Publié le 29 décembre 2012 par Xylophon

« Madère est une île assez semblable à un Eden. Il n'y fait jamais froid, ni trop chaud, et l'océan qui la baigne n'est jamais furieux. » Jacques Chardonne, Vivre à Madère.

Je ne pense pas que l'on puisse être déçu par un pays.

Je crois que ce je j'aime justement le plus dans le voyage c'est le décalage entre une idée imaginaire que l'on se fait d'un endroit avant de partir et la réalité que l'on découvre une fois sur place.

Les lieux visités, les gens rencontrés, cette impression d'ensemble qui se construit itérativement au cours du voyage façonne un sentiment souvent très différent de notre conception de départ.

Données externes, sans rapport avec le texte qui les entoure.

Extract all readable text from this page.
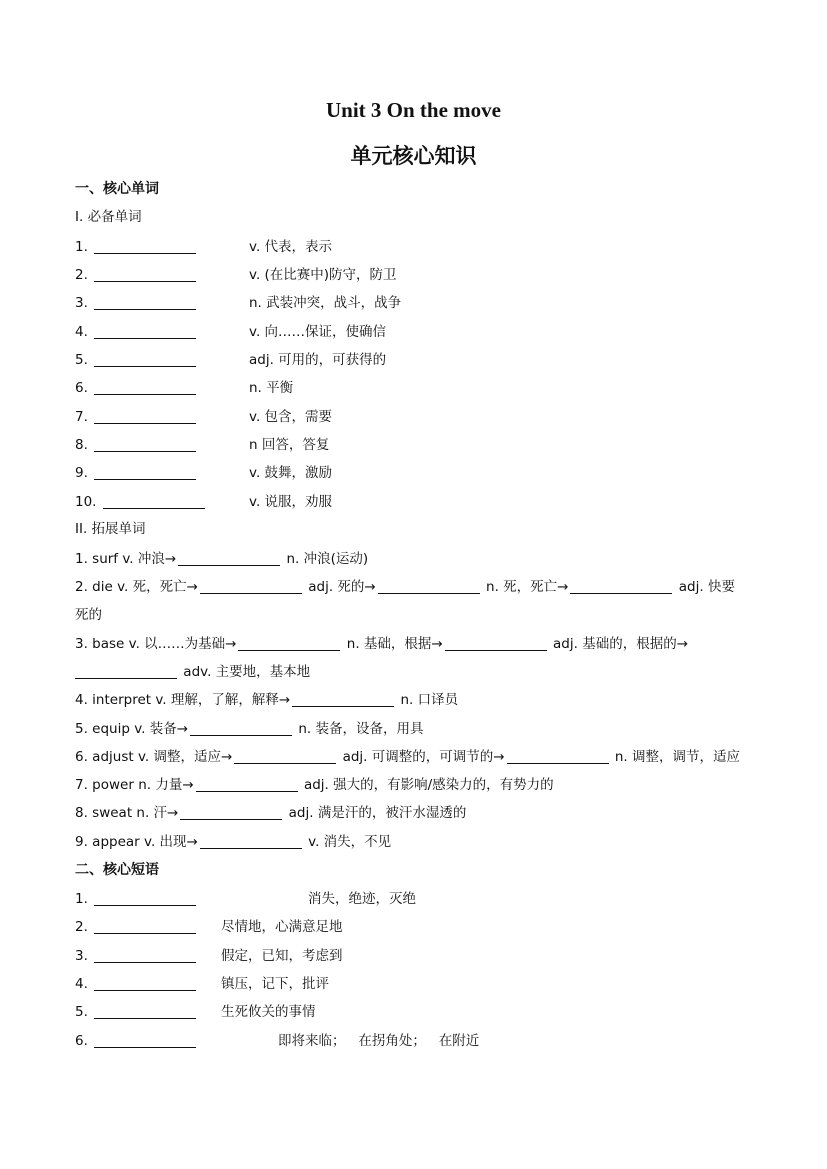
Unit 3 On the move
单元核心知识
一、核心单词
I. 必备单词
1.	v. 代表，表示
2.	v. (在比赛中)防守，防卫
3.	n. 武装冲突，战斗，战争
4.	v. 向……保证，使确信
5.	adj. 可用的，可获得的
6.	n. 平衡
7.	v. 包含，需要
8.	n 回答，答复
9.	v. 鼓舞，激励
10.	v. 说服，劝服
II. 拓展单词
1. surf v. 冲浪→	n. 冲浪(运动)
2. die v. 死，死亡→	adj. 死的→	n. 死，死亡→	adj. 快要
死的
3. base v. 以……为基础→	n. 基础，根据→	adj. 基础的，根据的→
adv. 主要地，基本地
4. interpret v. 理解，了解，解释→	n. 口译员
5. equip v. 装备→	n. 装备，设备，用具
6. adjust v. 调整，适应→	adj. 可调整的，可调节的→	n. 调整，调节，适应
7. power n. 力量→	adj. 强大的，有影响/感染力的，有势力的
8. sweat n. 汗→	adj. 满是汗的，被汗水湿透的
9. appear v. 出现→	v. 消失，不见
二、核心短语
1.	消失，绝迹，灭绝
2.	尽情地，心满意足地
3.	假定，已知，考虑到
4.	镇压，记下，批评
5.	生死攸关的事情
6.	即将来临；   在拐角处；   在附近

Avant de partir à Istanbul, je m'imaginais une ville musée, figée par les siècles. Or Istanbul vit même dans le quartier de Sultanahmet.

Comme dans les films de Fellini, on assiste parfois à ces scènes ubuesques de camions de ciment qui débarquent, entre deux tables de restaurant, à 23H30 avec le patron assis qui distribuent aux chauffeurs la récompense en cigarettes.

A Lisbonne, alors que je devais partir pour Madère, j'avais contrairement à mes autres voyages des difficultés à me représenter une quelconque idée de cette ile.

Des îles, j'en ai visité plusieurs. Mais cette fois-ci Madère demeurait une énigme.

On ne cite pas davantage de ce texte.